I remember when it started happening there just wasn’t any help. In fact, the therapist that I was seeing at the time stopped the sessions after I’d taken the first overdose because she said she didn’t know how to help me.
It was only after months and months of overdosing that I was picked up by the recovery team. In the past I’ve felt completely on my own with it, even though on paper it looks like I had support. I do now, but that’s only after nearly 70 overdoses and a stay in hospital. I’ve started some art therapy, and I’ve got a community psychiatric nurse (CPN) and a recovery navigator I see on alternate weeks.
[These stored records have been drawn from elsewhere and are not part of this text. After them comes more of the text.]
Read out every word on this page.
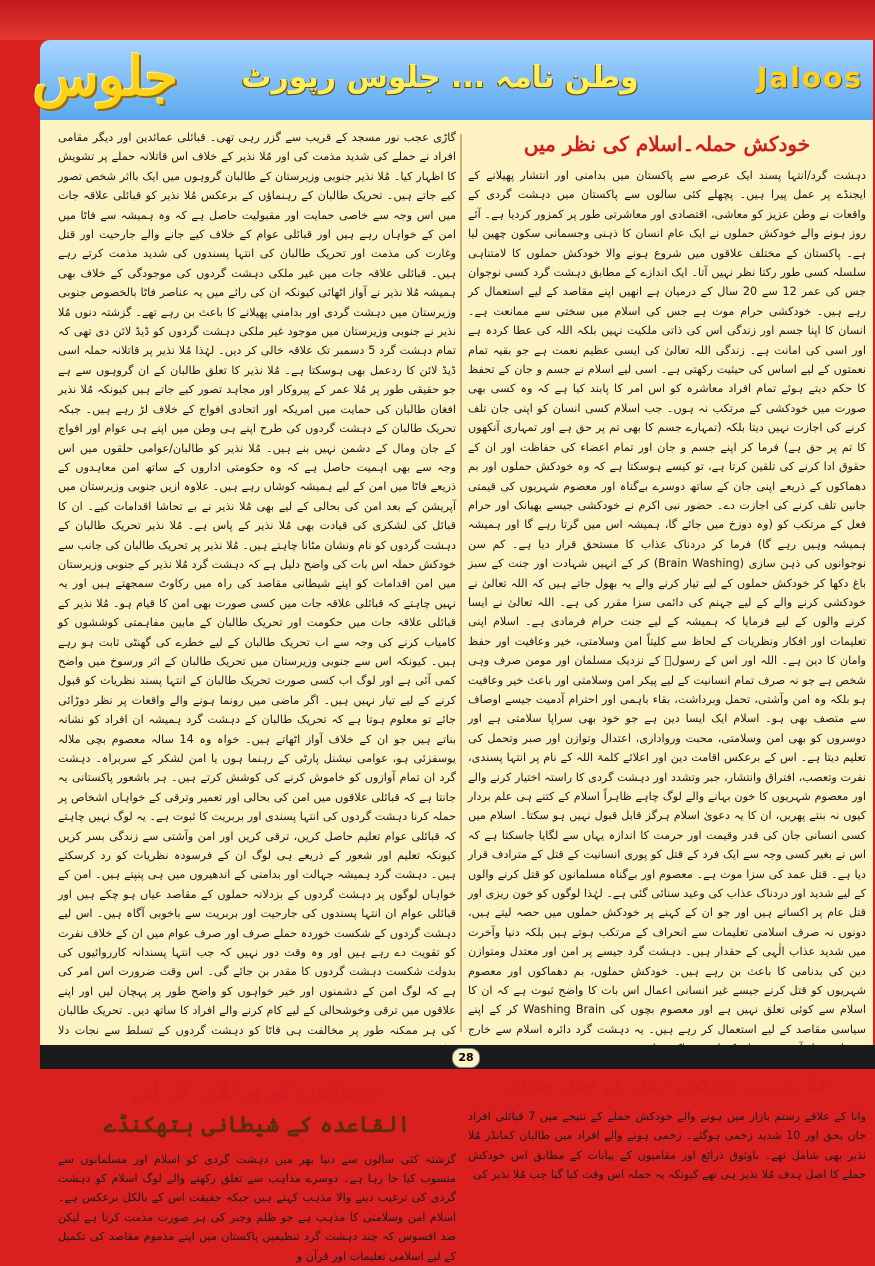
جلوس	وطن نامہ ... جلوس رپورٹ	Jaloos
خودکش حملہ۔اسلام کی نظر میں

دہشت گرد/انتہا پسند ایک عرصے سے پاکستان میں بدامنی اور انتشار پھیلانے کے ایجنڈے پر عمل پیرا ہیں۔ پچھلے کئی سالوں سے پاکستان میں دہشت گردی کے واقعات نے وطن عزیز کو معاشی، اقتصادی اور معاشرتی طور پر کمزور کردیا ہے۔ آئے روز ہونے والے خودکش حملوں نے ایک عام انسان کا ذہنی وجسمانی سکون چھین لیا ہے۔ پاکستان کے مختلف علاقوں میں شروع ہونے والا خودکش حملوں کا لامتناہی سلسلہ کسی طور رکتا نظر نہیں آتا۔ ایک اندازے کے مطابق دہشت گرد کسی نوجوان جس کی عمر 12 سے 20 سال کے درمیان ہے انھیں اپنے مقاصد کے لیے استعمال کر رہے ہیں۔ خودکشی حرام موت ہے جس کی اسلام میں سختی سے ممانعت ہے۔ انسان کا اپنا جسم اور زندگی اس کی ذاتی ملکیت نہیں بلکہ اللہ کی عطا کردہ ہے اور اسی کی امانت ہے۔ زندگی اللہ تعالیٰ کی ایسی عظیم نعمت ہے جو بقیہ تمام نعمتوں کے لیے اساس کی حیثیت رکھتی ہے۔ اسی لیے اسلام نے جسم و جان کے تحفظ کا حکم دیتے ہوئے تمام افراد معاشرہ کو اس امر کا پابند کیا ہے کہ وہ کسی بھی صورت میں خودکشی کے مرتکب نہ ہوں۔ جب اسلام کسی انسان کو اپنی جان تلف کرنے کی اجازت نہیں دیتا بلکہ (تمہارے جسم کا بھی تم پر حق ہے اور تمہاری آنکھوں کا تم پر حق ہے) فرما کر اپنے جسم و جان اور تمام اعضاء کی حفاظت اور ان کے حقوق ادا کرنے کی تلقین کرتا ہے، تو کیسے ہوسکتا ہے کہ وہ خودکش حملوں اور بم دھماکوں کے ذریعے اپنی جان کے ساتھ دوسرے بےگناہ اور معصوم شہریوں کی قیمتی جانیں تلف کرنے کی اجازت دے۔ حضور نبی اکرم نے خودکشی جیسے بھیانک اور حرام فعل کے مرتکب کو (وہ دوزخ میں جائے گا، ہمیشہ اس میں گرتا رہے گا اور ہمیشہ ہمیشہ وہیں رہے گا) فرما کر دردناک عذاب کا مستحق قرار دیا ہے۔ کم سن نوجوانوں کی ذہن سازی (Brain Washing) کر کے انہیں شہادت اور جنت کے سبز باغ دکھا کر خودکش حملوں کے لیے تیار کرنے والے یہ بھول جاتے ہیں کہ اللہ تعالیٰ نے خودکشی کرنے والے کے لیے جہنم کی دائمی سزا مقرر کی ہے۔ اللہ تعالیٰ نے ایسا کرنے والوں کے لیے فرمایا کہ ہمیشہ کے لیے جنت حرام فرمادی ہے۔ اسلام اپنی تعلیمات اور افکار ونظریات کے لحاظ سے کلیتاً امن وسلامتی، خیر وعافیت اور حفظ وامان کا دین ہے۔ اللہ اور اس کے رسولؐ کے نزدیک مسلمان اور مومن صرف وہی شخص ہے جو نہ صرف تمام انسانیت کے لیے پیکر امن وسلامتی اور باعث خیر وعافیت ہو بلکہ وہ امن وآشتی، تحمل وبرداشت، بقاء باہمی اور احترام آدمیت جیسے اوصاف سے متصف بھی ہو۔ اسلام ایک ایسا دین ہے جو خود بھی سراپا سلامتی ہے اور دوسروں کو بھی امن وسلامتی، محبت ورواداری، اعتدال وتوازن اور صبر وتحمل کی تعلیم دیتا ہے۔ اس کے برعکس اقامت دین اور اعلائے کلمۃ اللہ کے نام پر انتہا پسندی، نفرت وتعصب، افتراق وانتشار، جبر وتشدد اور دہشت گردی کا راستہ اختیار کرنے والے اور معصوم شہریوں کا خون بہانے والے لوگ چاہے ظاہراً اسلام کے کتنے ہی علم بردار کیوں نہ بنتے پھریں، ان کا یہ دعویٰ اسلام ہرگز قابل قبول نہیں ہو سکتا۔ اسلام میں کسی انسانی جان کی قدر وقیمت اور حرمت کا اندازہ یہاں سے لگایا جاسکتا ہے کہ اس نے بغیر کسی وجہ سے ایک فرد کے قتل کو پوری انسانیت کے قتل کے مترادف قرار دیا ہے۔ قتل عمد کی سزا موت ہے۔ معصوم اور بےگناہ مسلمانوں کو قتل کرنے والوں کے لیے شدید اور دردناک عذاب کی وعید سنائی گئی ہے۔ لہٰذا لوگوں کو خون ریزی اور قتل عام پر اکساتے ہیں اور جو ان کے کہنے پر خودکش حملوں میں حصہ لیتے ہیں، دونوں نہ صرف اسلامی تعلیمات سے انحراف کے مرتکب ہوتے ہیں بلکہ دنیا وآخرت میں شدید عذاب الٰہی کے حقدار ہیں۔ دہشت گرد جیسے پر امن اور معتدل ومتوازن دین کی بدنامی کا باعث بن رہے ہیں۔ خودکش حملوں، بم دھماکوں اور معصوم شہریوں کو قتل کرنے جیسے غیر انسانی اعمال اس بات کا واضح ثبوت ہے کہ ان کا اسلام سے کوئی تعلق نہیں ہے اور معصوم بچوں کی Washing Brain کر کے اپنے سیاسی مقاصد کے لیے استعمال کر رہے ہیں۔ یہ دہشت گرد دائرہ اسلام سے خارج

مُلا نذیر پر خودکش حملے کے اصل حقائق

وانا کے علاقے رستم بازار میں ہونے والے خودکش حملے کے نتیجے میں 7 قبائلی افراد جاں بحق اور 10 شدید زخمی ہوگئے۔ زخمی ہونے والے افراد میں طالبان کمانڈر مُلا نذیر بھی شامل تھے۔ باوثوق ذرائع اور مقامیوں کے بیانات کے مطابق اس خودکش حملے کا اصل ہدف مُلا نذیر ہی تھے کیونکہ یہ حملہ اس وقت کیا گیا جب مُلا نذیر کی

گاڑی عجب نور مسجد کے قریب سے گزر رہی تھی۔ قبائلی عمائدین اور دیگر مقامی افراد نے حملے کی شدید مذمت کی اور مُلا نذیر کے خلاف اس قاتلانہ حملے پر تشویش کا اظہار کیا۔ مُلا نذیر جنوبی وزیرستان کے طالبان گروہوں میں ایک بااثر شخص تصور کیے جاتے ہیں۔ تحریک طالبان کے رہنماؤں کے برعکس مُلا نذیر کو قبائلی علاقہ جات میں اس وجہ سے خاصی حمایت اور مقبولیت حاصل ہے کہ وہ ہمیشہ سے فاٹا میں امن کے خواہاں رہے ہیں اور قبائلی عوام کے خلاف کیے جانے والے جارحیت اور قتل وغارت کی مذمت اور تحریک طالبان کی انتہا پسندوں کی شدید مذمت کرتے رہے ہیں۔ قبائلی علاقہ جات میں غیر ملکی دہشت گردوں کی موجودگی کے خلاف بھی ہمیشہ مُلا نذیر نے آواز اٹھائی کیونکہ ان کی رائے میں یہ عناصر فاٹا بالخصوص جنوبی وزیرستان میں دہشت گردی اور بدامنی پھیلانے کا باعث بن رہے تھے۔ گزشتہ دنوں مُلا نذیر نے جنوبی وزیرستان میں موجود غیر ملکی دہشت گردوں کو ڈیڈ لائن دی تھی کہ تمام دہشت گرد 5 دسمبر تک علاقہ خالی کر دیں۔ لہٰذا مُلا نذیر پر قاتلانہ حملہ اسی ڈیڈ لائن کا ردعمل بھی ہوسکتا ہے۔ مُلا نذیر کا تعلق طالبان کے ان گروہوں سے ہے جو حقیقی طور پر مُلا عمر کے پیروکار اور مجاہد تصور کیے جاتے ہیں کیونکہ مُلا نذیر افغان طالبان کی حمایت میں امریکہ اور اتحادی افواج کے خلاف لڑ رہے ہیں۔ جبکہ تحریک طالبان کے دہشت گردوں کی طرح اپنے ہی وطن میں اپنے ہی عوام اور افواج کے جان ومال کے دشمن نہیں بنے ہیں۔ مُلا نذیر کو طالبان/عوامی حلقوں میں اس وجہ سے بھی اہمیت حاصل ہے کہ وہ حکومتی اداروں کے ساتھ امن معاہدوں کے ذریعے فاٹا میں امن کے لیے ہمیشہ کوشاں رہے ہیں۔ علاوہ ازیں جنوبی وزیرستان میں آپریشن کے بعد امن کی بحالی کے لیے بھی مُلا نذیر نے بے تحاشا اقدامات کیے۔ ان کا قبائل کی لشکری کی قیادت بھی مُلا نذیر کے پاس ہے۔ مُلا نذیر تحریک طالبان کے دہشت گردوں کو نام ونشان مٹانا چاہتے ہیں۔ مُلا نذیر پر تحریک طالبان کی جانب سے خودکش حملہ اس بات کی واضح دلیل ہے کہ دہشت گرد مُلا نذیر کے جنوبی وزیرستان میں امن اقدامات کو اپنے شیطانی مقاصد کی راہ میں رکاوٹ سمجھتے ہیں اور یہ نہیں چاہتے کہ قبائلی علاقہ جات میں کسی صورت بھی امن کا قیام ہو۔ مُلا نذیر کے قبائلی علاقہ جات میں حکومت اور تحریک طالبان کے مابین مفاہمتی کوششوں کو کامیاب کرنے کی وجہ سے اب تحریک طالبان کے لیے خطرے کی گھنٹی ثابت ہو رہے ہیں۔ کیونکہ اس سے جنوبی وزیرستان میں تحریک طالبان کے اثر ورسوخ میں واضح کمی آئی ہے اور لوگ اب کسی صورت تحریک طالبان کے انتہا پسند نظریات کو قبول کرنے کے لیے تیار نہیں ہیں۔ اگر ماضی میں رونما ہونے والے واقعات پر نظر دوڑائی جائے تو معلوم ہوتا ہے کہ تحریک طالبان کے دہشت گرد ہمیشہ ان افراد کو نشانہ بناتے ہیں جو ان کے خلاف آواز اٹھاتے ہیں۔ خواہ وہ 14 سالہ معصوم بچی ملالہ یوسفزئی ہو، عوامی نیشنل پارٹی کے رہنما ہوں یا امن لشکر کے سربراہ۔ دہشت گرد ان تمام آوازوں کو خاموش کرنے کی کوشش کرتے ہیں۔ ہر باشعور پاکستانی یہ جانتا ہے کہ قبائلی علاقوں میں امن کی بحالی اور تعمیر وترقی کے خواہاں اشخاص پر حملہ کرنا دہشت گردوں کی انتہا پسندی اور بربریت کا ثبوت ہے۔ یہ لوگ نہیں چاہتے کہ قبائلی عوام تعلیم حاصل کریں، ترقی کریں اور امن وآشتی سے زندگی بسر کریں کیونکہ تعلیم اور شعور کے ذریعے ہی لوگ ان کے فرسودہ نظریات کو رد کرسکتے ہیں۔ دہشت گرد ہمیشہ جہالت اور بدامنی کے اندھیروں میں ہی پنپتے ہیں۔ امن کے خواہاں لوگوں پر دہشت گردوں کے بزدلانہ حملوں کے مقاصد عیاں ہو چکے ہیں اور قبائلی عوام ان انتہا پسندوں کی جارحیت اور بربریت سے باخوبی آگاہ ہیں۔ اس لیے دہشت گردوں کے شکست خوردہ حملے صرف اور صرف عوام میں ان کے خلاف نفرت کو تقویت دے رہے ہیں اور وہ وقت دور نہیں کہ جب انتہا پسندانہ کارروائیوں کی بدولت شکست دہشت گردوں کا مقدر بن جائے گی۔ اس وقت ضرورت اس امر کی ہے کہ لوگ امن کے دشمنوں اور خیر خواہوں کو واضح طور پر پہچان لیں اور اپنے علاقوں میں ترقی وخوشحالی کے لیے کام کرنے والے افراد کا ساتھ دیں۔ تحریک طالبان کی ہر ممکنہ طور پر مخالفت ہی فاٹا کو دہشت گردوں کے تسلط سے نجات دلا

نوجوانوں کو ورغلانے کے لیے
القاعدہ کے شیطانی ہتھکنڈے

گزشتہ کئی سالوں سے دنیا بھر میں دہشت گردی کو اسلام اور مسلمانوں سے منسوب کیا جا رہا ہے۔ دوسرے مذاہب سے تعلق رکھنے والے لوگ اسلام کو دہشت گردی کی ترغیب دینے والا مذہب کہتے ہیں جبکہ حقیقت اس کے بالکل برعکس ہے۔ اسلام امن وسلامتی کا مذہب ہے جو ظلم وجبر کی ہر صورت مذمت کرتا ہے لیکن صد افسوس کہ چند دہشت گرد تنظیمیں پاکستان میں اپنے مذموم مقاصد کی تکمیل کے لیے اسلامی تعلیمات اور قرآن و

28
I’m trying to get the overdoses down to every three weeks; I haven’t quite managed it yet. So at the moment it’s about every couple of weeks, but back in February it was happening every day, so it’s definitely an improvement.
“Some people do what may seem like bizarre, repetitive things, but they feel if they don’t do them something bad will happen to someone they love”
Misconceptions and stereotypes
OCD. It’s acceptable to use it as a label for anything, usually meaning a bit of a neat freak. “Oooh, these things weren’t lined up neatly, it’s setting off my OCD,” or, “I just washed my hands twice, I’m so OCD.” That’s not what it’s like to live with.
Actually people have obsessions and compulsions over so many different things. Yes lots of people do wash their hands a lot – and often end up with bleeding hands, because they have to do it again and again. It can also be about rituals you have to go through because you think that something terrible’s going to happen. Some people do what may seem like bizarre, repetitive things, but they feel if they don’t do them something bad will happen to someone they love. A lot of the struggle isn’t just the actions itself. They’re the tip of the iceberg – everyone can see them but they’re the product of the battle that goes on in your head.
Just think about the words you’re using, because OCD is an incredibly difficult illness to live with, and it trivialises people’s suffering and struggle to use the term in such a dismissive way.
I am someone who is going through a really difficult thing, but I am not the difficult thing. I want to be able to share my experience to inform and educate other people, but also not be defined by it. I do a lot of art things, I’m really interested in languages, I love my sister, and my parents, I like working with children, I’ve done lots of plays and musicals. I did a youth production back in April for Stepping Out Theatre, which works with mental health service users. It was a devised piece about the future, and we had robots that were called iFriends. I really enjoyed doing that.
I don’t want to just become the OCD, and be nothing else. That’s not what defines who I am.